Por que o problema não é a Globo
Erich Beting
Quando escrevi há certo tempo que o vôlei tinha de diminuir a dependência de viver de um só patrocinador, muita gente levou a questão para a influência da TV Globo no insucesso de algumas empreitadas das marcas. A velha reclamação é a de que, quando não fala o nome do patrocinador, a emissora desestimula a empresa a investir no esporte.
Nesta semana tivemos um novo exemplo que mostra com clareza que o problema não é a Globo. O técnico Bernardinho deu uma interessante declaração ao jornalista Eduardo Ohata, da ''Folha de São Paulo'', sobre sua situação na multicampeã Unilever e o acúmulo de trabalho com a seleção brasileira masculina.
''Sou patrimônio da Unilever. Vou continuar como técnico'', declarou.

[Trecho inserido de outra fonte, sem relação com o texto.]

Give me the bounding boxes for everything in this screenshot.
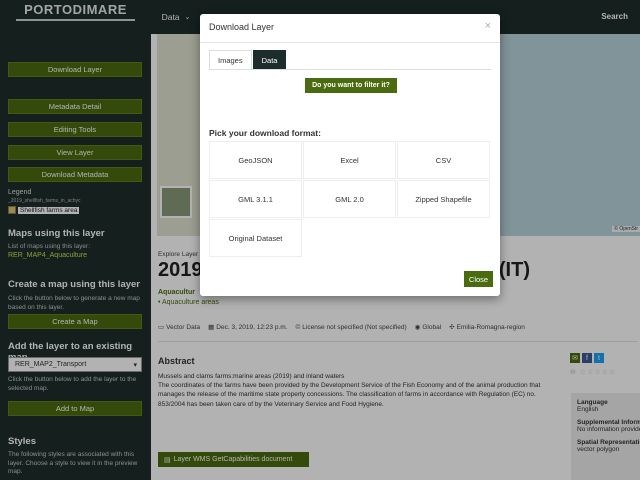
modal-title: Download Layer (209, 22, 275, 32)
format-csv[interactable]: CSV (397, 141, 490, 179)
format-excel[interactable]: Excel (303, 141, 396, 179)
tab-images[interactable]: Images (209, 50, 252, 69)
filter-button[interactable]: Do you want to filter it? (305, 78, 397, 93)
format-gml-2-0[interactable]: GML 2.0 (303, 180, 396, 218)
modal-tabs: Images Data (209, 50, 491, 70)
format-gml-3-1-1[interactable]: GML 3.1.1 (209, 180, 302, 218)
format-original-dataset[interactable]: Original Dataset (209, 219, 302, 257)
tab-data[interactable]: Data (252, 50, 287, 69)
format-heading: Pick your download format: (209, 128, 321, 138)
format-geojson[interactable]: GeoJSON (209, 141, 302, 179)
format-zipped-shapefile[interactable]: Zipped Shapefile (397, 180, 490, 218)
download-layer-modal: Download Layer × Images Data Do you want… (200, 14, 500, 296)
modal-header: Download Layer × (200, 14, 500, 43)
close-button[interactable]: Close (464, 271, 493, 287)
close-icon[interactable]: × (485, 20, 491, 32)
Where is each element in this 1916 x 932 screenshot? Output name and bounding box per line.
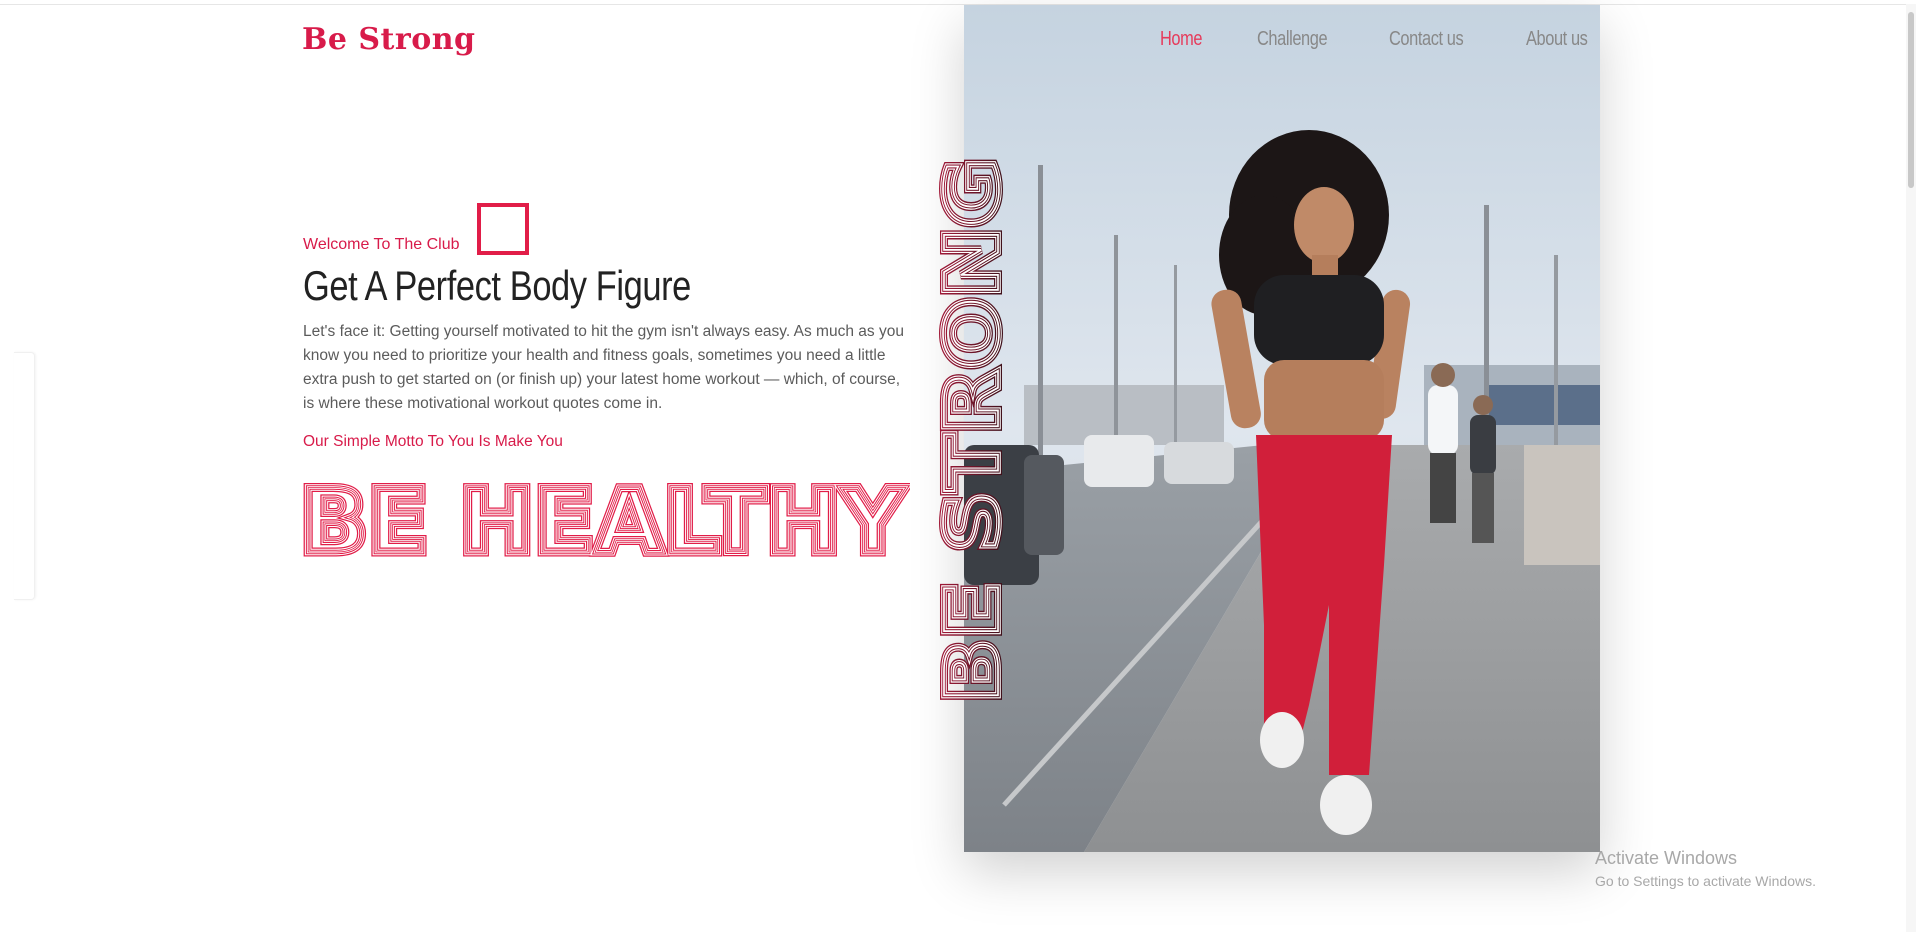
- scrollbar[interactable]: [1906, 4, 1916, 932]
- decorative-square: [477, 203, 529, 255]
- logo[interactable]: Be Strong: [302, 22, 476, 57]
- hero-photo: [964, 5, 1600, 852]
- scroll-thumb[interactable]: [1908, 12, 1914, 188]
- runner-image: [964, 5, 1600, 852]
- welcome-label: Welcome To The Club: [303, 236, 460, 253]
- nav-challenge[interactable]: Challenge: [1257, 28, 1328, 51]
- activate-title: Activate Windows: [1595, 848, 1738, 868]
- top-divider: [0, 4, 1916, 5]
- be-strong-vertical-text: BE STRONG BE STRONG BE STRONG BE STRONG: [930, 155, 1010, 705]
- nav-about-us[interactable]: About us: [1526, 28, 1588, 51]
- nav-home[interactable]: Home: [1160, 28, 1203, 51]
- nav-contact-us[interactable]: Contact us: [1389, 28, 1464, 51]
- side-tab[interactable]: [14, 352, 35, 600]
- page: Be Strong Home Challenge Contact us Abou…: [0, 0, 1916, 932]
- be-healthy-text: BE HEALTHY BE HEALTHY BE HEALTHY BE HEAL…: [300, 472, 910, 562]
- hero-headline: Get A Perfect Body Figure: [303, 262, 691, 309]
- svg-text:BE HEALTHY: BE HEALTHY: [300, 472, 906, 562]
- svg-text:BE STRONG: BE STRONG: [930, 158, 1010, 703]
- activate-subtitle: Go to Settings to activate Windows.: [1595, 873, 1816, 889]
- activate-windows-watermark: Activate Windows Go to Settings to activ…: [1595, 848, 1816, 889]
- motto-text: Our Simple Motto To You Is Make You: [303, 433, 563, 450]
- main-nav: Home Challenge Contact us About us: [1160, 28, 1601, 51]
- hero-paragraph: Let's face it: Getting yourself motivate…: [303, 323, 904, 412]
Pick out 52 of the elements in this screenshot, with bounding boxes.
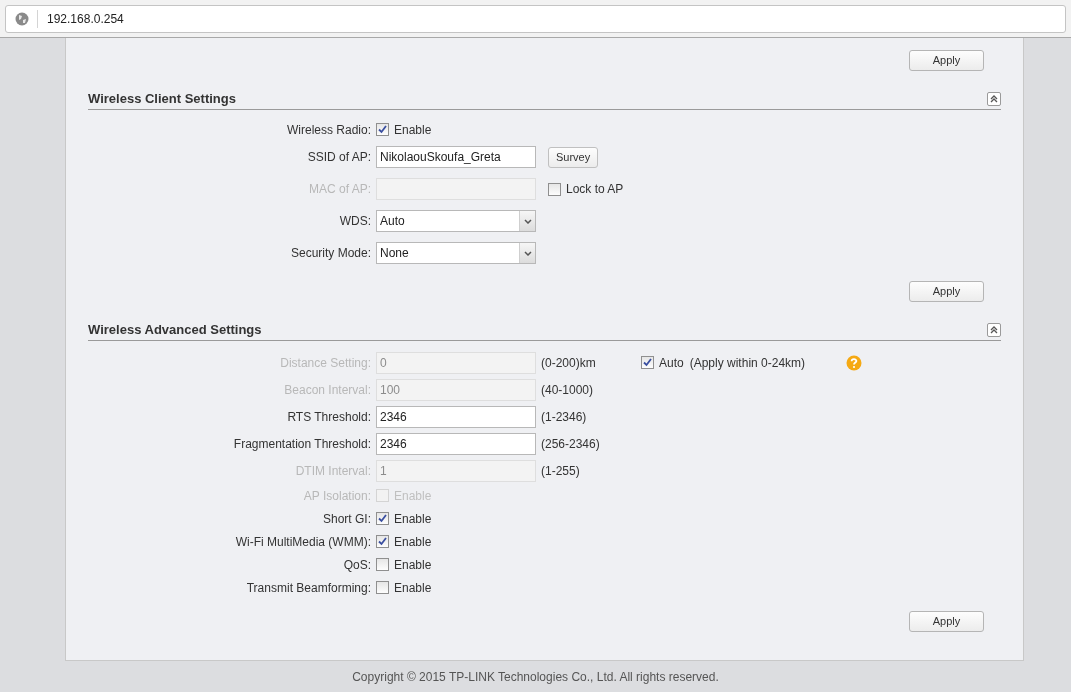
- checkbox-label: Enable: [394, 579, 432, 597]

A frase é a síntese de como o vôlei ainda continua a depender de projetos únicos, independentemente de a Globo falar ou não o nome da empresa na transmissão. A equipe da Unilever, por exemplo, é chaamda de Rio de Janeiro não só pela emissora, mas pela grande maioria da mídia na cobertura do vôlei nacional.
Mas para a Unilever, ter o respaldo da Globo é o de menos. Afinal, seu projeto no vôlei começou em 1997, no Paraná, ainda com a bandeira da Rexona. Idealizado por Bernardinho e Ana Moser, a ideia era fazer com que jovens pudessem praticar vôlei e basquete no tempo livre da escola e, assim, poder ter um norte para uma eventual carreira como atleta. A ideia cresceu, virou uma equipe profissional de vôlei extremamente competente e, há quatro anos, passou a ser um projeto institucional da Unilever, não representando mais apenas marcas da empresa, mas a companhia como um todo.
Nesse caminho, Bernardinho tornou-se, como ele mesmo define, ''patrimônio'' da empresa. O sucesso dentro das quadras do seu projeto foi bem apropriado pela Unilever, que a partir daí tratou de fazer de sua equipe de vôlei um exemplo de responsabilidade social da marca e, também, a usar o treinador como porta-voz disso dentro e fora da companhia.
A função de Bernardinho não é meramente treinar jogadoras. Ele representa uma importante bandeira para a Unilever, usando sua habilidade como palestrante e gestor de equipes para motivar os funcionários da empresa. Da mesma forma, sua capacidade de gerar negócios ajudou a levar a Sky, que o patrocinava, a investir na equipe de vôlei.
Com tudo isso, a pergunta que fica é preocupante. O que acontecerá quando Bernardinho deixar esse projeto? Será que a Unilever vai continuar a olhar para a conta que paga e ficar satisfeita? E, quando ela sair, realmente alguém ainda achará que o problema foi a Globo dizer ou não, durante quase duas décadas, o nome da empresa que faz o time?
O vôlei brasileiro tem um diamante que precisa ser só um pouquinho lapidado para construir um produto esportivo praticamente sem restrições para o mercado. Cobertura da mídia não falta, interesse do público jovem, também. Patrocinadores estão à disposição para investir, só não se pode pensar num modelo baseado em investidores únicos para manter toda uma estrutura.
O time da Unilever é uma mostra disso. Em 16 anos de existência, ganhou metade dos títulos nacionais da modalidade. Mas ainda depende da capacidade de liderança de Bernardinho para existir sem muitos percalços no caminho. Imagine se os gestores do clube tivessem, nesse tempo todo, investido na construção de uma estrutura de excelência para construir um clube de vôlei modelo no Brasil, em vez de só conseguir fechar a conta para manter uma excelente equipe profissional?
O problema, sem dúvida, não é a Globo falar ou não o nome da empresa. Afinal, o patrimônio da Unilever não pode ser Bernardinho, mas sim o time de vôlei octacampeão que ela ajudou a construir com a ajuda de um dos treinadores mais vitoriosos do esporte nacional.